Headers, footers, section breaks and page breaks in Html to Docx conversion

Is there clear documentation on how to properly use headers, footers and breaks in Html so they convert properly to Docx?

I have them working to some degree but sometimes I make small changes to my Html and it will stop inserting the page breaks properly or sometimes it will add page breaks where they don’t belong, often right after a header so I end up with a blank first page. I’m finding the Html to be very fragile when it comes to correctly converting to Docx even though it respects all my page breaks when actually printing or saving to PDF.

As a related issue, is it possible to build the Html in a way that it will use different headers or footers in different sections of the resulting document? Our site allows someone to download a single document or download sets of documents. If they download sets then it builds a page that has all the content on it and converts the entire thing to one Docx file. It would be nice if I could change the header to match the sub-document. I’ve tried using elements in the html, hoping that might result in a different section in the Docx but that doesn’t seem to work.

I know that ultimately it would be better for me to build these directly in code as Docx from scratch but I’m working with what I have. Converting the old Cloud Convert method to Gembox was faster than rebuilding everything to create the doc directly using the Gembox object model.

Hi Steve!

Regarding the conversion of page-related properties from HTML to DOCX, I recommend that you take a look at the following example: Convert HTML pages to PDF files from C# / VB.NET applications.

GemBox.Document currently doesn’t support loading multiple headers/footers from HTML. Currently, only the following HTML is supported:
If <header> is the first element in the HTML file, then its content will be read as a document’s default header; if <footer> is the last element in the HTML file, then its content will be read as a document’s default footer.

If you want to build HTML with multiple sections with different headers/footers, then I recommend that you simply load each HTML section with its own header/footer into another DocumentModel instance and then clone Section(s) of that DocumentModel instance into a final DocumentModel instance that you save to DOCX or any other file format.

Regards,
Stipo

Thank you, that’s what I suspected.
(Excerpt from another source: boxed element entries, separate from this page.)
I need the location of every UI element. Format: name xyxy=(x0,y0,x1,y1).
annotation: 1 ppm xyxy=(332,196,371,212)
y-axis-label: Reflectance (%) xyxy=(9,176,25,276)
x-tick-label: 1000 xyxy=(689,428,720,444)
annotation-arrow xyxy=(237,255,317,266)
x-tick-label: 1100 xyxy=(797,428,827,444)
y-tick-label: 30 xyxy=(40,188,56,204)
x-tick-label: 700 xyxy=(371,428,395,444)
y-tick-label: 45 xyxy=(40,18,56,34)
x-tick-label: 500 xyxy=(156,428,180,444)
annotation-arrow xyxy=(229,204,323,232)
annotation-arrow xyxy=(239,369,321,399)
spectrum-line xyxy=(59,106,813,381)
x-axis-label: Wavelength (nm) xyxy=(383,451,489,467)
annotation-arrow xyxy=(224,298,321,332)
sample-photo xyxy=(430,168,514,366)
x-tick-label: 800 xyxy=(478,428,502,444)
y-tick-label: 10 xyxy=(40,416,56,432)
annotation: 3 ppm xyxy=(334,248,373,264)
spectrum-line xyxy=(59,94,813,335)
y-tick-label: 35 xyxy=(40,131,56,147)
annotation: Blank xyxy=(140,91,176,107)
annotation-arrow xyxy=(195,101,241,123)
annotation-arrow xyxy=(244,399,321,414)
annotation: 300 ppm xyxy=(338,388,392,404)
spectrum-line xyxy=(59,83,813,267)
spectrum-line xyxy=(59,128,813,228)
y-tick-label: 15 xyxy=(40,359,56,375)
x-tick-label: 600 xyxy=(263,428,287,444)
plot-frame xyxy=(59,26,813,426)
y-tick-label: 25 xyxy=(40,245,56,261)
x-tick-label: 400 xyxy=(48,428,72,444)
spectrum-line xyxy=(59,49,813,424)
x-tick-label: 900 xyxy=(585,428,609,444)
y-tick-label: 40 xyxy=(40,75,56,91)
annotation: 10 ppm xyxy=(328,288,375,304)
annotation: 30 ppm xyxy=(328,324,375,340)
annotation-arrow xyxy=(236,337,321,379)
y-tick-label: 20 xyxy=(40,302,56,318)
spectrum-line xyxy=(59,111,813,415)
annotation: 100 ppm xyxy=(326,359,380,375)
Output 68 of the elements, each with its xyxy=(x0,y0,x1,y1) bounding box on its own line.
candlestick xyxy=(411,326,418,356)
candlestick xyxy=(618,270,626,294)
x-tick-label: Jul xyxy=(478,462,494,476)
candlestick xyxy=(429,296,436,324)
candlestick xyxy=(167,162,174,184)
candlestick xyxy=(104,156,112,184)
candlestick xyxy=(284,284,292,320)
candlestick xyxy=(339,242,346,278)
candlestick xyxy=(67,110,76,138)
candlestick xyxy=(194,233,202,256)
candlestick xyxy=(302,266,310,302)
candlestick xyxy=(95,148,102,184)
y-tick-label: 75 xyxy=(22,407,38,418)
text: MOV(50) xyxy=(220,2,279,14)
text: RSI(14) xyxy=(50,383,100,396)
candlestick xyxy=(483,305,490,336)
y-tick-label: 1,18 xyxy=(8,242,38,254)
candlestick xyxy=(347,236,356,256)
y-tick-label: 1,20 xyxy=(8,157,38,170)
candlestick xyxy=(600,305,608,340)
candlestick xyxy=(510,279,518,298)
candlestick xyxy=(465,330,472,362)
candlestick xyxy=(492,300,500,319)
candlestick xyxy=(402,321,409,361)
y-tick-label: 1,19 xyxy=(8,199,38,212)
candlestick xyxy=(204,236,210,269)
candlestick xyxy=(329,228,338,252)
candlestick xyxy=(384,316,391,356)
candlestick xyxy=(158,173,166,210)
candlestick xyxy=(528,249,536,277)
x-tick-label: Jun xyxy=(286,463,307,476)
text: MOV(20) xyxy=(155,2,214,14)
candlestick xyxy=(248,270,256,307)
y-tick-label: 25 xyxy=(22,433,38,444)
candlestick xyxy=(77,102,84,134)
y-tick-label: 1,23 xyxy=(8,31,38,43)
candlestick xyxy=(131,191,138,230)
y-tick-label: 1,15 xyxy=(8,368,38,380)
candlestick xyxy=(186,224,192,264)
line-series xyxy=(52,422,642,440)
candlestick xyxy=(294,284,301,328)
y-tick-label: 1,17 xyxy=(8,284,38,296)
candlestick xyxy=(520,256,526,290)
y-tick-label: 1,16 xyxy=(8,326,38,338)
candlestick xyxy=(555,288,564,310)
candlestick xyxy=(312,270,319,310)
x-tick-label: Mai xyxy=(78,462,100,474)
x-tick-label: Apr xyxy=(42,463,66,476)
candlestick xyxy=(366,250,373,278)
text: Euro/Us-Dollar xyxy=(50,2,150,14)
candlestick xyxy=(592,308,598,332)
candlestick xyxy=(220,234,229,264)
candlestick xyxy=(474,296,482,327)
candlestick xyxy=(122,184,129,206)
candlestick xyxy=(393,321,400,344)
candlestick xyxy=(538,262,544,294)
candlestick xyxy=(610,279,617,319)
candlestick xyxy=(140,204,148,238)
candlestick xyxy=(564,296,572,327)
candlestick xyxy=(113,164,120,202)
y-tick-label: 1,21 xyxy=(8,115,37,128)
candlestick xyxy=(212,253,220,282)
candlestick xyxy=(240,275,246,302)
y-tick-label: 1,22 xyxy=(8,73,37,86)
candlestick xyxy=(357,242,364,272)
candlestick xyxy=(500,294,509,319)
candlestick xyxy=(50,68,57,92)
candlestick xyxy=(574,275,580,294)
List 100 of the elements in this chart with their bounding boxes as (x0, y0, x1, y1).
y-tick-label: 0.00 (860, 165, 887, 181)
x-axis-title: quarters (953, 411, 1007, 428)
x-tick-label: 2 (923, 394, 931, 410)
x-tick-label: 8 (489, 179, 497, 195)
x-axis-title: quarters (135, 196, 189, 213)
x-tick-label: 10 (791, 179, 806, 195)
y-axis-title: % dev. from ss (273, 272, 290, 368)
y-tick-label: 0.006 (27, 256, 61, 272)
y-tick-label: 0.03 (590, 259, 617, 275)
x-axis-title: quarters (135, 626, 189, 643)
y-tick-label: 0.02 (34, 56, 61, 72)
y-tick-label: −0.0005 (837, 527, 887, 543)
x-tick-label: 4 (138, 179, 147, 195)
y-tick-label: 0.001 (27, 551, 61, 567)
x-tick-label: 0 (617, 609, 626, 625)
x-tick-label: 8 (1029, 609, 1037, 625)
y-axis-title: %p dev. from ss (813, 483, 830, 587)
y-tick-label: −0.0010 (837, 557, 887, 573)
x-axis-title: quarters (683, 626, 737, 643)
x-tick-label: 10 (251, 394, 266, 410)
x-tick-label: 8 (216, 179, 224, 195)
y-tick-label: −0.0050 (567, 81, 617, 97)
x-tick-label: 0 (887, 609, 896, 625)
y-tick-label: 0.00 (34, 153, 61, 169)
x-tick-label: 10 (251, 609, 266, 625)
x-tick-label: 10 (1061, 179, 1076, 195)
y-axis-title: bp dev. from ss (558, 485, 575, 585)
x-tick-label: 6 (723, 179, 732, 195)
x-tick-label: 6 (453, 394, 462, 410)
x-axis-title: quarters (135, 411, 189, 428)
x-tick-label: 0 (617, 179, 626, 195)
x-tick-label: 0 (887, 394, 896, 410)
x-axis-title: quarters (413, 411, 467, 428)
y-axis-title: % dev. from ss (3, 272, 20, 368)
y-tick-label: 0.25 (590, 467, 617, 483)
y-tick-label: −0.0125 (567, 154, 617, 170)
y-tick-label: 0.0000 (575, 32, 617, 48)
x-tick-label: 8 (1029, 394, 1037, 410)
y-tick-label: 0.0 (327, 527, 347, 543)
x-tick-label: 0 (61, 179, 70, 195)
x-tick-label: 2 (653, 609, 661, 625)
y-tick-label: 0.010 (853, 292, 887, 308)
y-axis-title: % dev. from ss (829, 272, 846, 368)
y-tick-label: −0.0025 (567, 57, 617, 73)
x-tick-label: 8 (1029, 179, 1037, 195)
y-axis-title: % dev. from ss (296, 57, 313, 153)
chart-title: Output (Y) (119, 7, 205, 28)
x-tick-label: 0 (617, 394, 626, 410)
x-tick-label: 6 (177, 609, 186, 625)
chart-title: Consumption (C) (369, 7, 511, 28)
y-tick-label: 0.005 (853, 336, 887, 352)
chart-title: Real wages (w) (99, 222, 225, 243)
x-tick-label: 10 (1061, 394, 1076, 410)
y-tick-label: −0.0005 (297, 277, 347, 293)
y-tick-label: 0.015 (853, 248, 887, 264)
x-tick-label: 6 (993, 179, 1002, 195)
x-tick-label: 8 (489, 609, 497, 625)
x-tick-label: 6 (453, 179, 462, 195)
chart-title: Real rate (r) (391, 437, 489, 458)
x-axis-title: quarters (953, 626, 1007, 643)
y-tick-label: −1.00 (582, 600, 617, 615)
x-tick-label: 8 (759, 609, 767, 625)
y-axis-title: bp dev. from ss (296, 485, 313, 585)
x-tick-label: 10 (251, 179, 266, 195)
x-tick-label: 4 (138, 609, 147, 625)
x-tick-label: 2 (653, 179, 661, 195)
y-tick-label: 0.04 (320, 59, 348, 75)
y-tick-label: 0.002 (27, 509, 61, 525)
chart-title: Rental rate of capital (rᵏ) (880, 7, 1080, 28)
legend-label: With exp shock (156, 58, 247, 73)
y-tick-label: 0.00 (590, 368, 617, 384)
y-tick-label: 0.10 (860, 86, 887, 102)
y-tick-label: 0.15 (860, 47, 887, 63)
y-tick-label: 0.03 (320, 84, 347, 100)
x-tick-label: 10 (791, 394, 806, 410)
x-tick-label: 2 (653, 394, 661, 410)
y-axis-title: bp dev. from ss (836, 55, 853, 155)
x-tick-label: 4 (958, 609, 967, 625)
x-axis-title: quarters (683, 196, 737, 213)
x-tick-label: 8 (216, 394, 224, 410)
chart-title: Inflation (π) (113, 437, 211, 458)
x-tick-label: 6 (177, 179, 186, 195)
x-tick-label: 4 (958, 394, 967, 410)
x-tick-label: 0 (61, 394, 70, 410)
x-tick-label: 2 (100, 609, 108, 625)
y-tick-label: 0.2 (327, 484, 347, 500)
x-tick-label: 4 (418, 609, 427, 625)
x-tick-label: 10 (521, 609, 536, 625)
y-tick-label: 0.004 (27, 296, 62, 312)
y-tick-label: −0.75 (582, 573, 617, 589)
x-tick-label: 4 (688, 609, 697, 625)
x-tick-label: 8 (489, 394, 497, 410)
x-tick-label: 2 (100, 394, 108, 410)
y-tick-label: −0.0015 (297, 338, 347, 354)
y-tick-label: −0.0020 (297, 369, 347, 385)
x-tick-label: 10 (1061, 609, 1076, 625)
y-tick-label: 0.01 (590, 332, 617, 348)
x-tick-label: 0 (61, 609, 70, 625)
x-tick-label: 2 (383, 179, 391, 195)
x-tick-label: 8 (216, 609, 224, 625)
I had seen that document and I have successfully created headers and footers. I was guessing based on that document that there is no way to create more than one using just HTML. Thank you for the suggested workaround to get multiple sections, I will explore that idea a bit.

That page says “It uses a subset of CSS properties and some additional arbitrary properties from Microsoft Word (like mso-pagination and mso-rotate ).” Is there a list anywhere of the mso- properties that it supports or is it just those two? It would be interesting to know what else I could use to help with the Docx conversion.

Is there a better way to force page breaks? I’ve found them to be somewhat inconsistent. I can add css to force page breaks after certain elements and very frequently that css will be ignored. I’m pretty sure it doesn’t support css pseudo classes. I’ve had the best luck with having a

that I insert where I want page breaks with css that sets that class to always have a page break. I still sometimes get page breaks at odd locations where the break makes no sense - it will leave me with a mostly empty page and the next page with only a little content on it. If I print a physical page or use the browser’s print/save to PDF I don’t get those random page breaks.

I know conversion to Docx is complex so I don’t expect it to be perfect, I’m just hoping for a bit more documentation about how to craft my Html to make it work better.

Hi,

No, we do not document our support for proprietary HTML/CSS extensions. By looking at our source code, I see that we currently support: mso-rotate, mso-pagination, mso-field-code, mso-header-margin, mso-footer-margin, and mso-outline-level

Page breaks should be easily achievable with page-break-before: always as shown in the example Convert HTML pages to PDF files from C# / VB.NET applications

If you are having a problem with this approach, I recommend that you create a support ticket with a problematic HTML and we will investigate.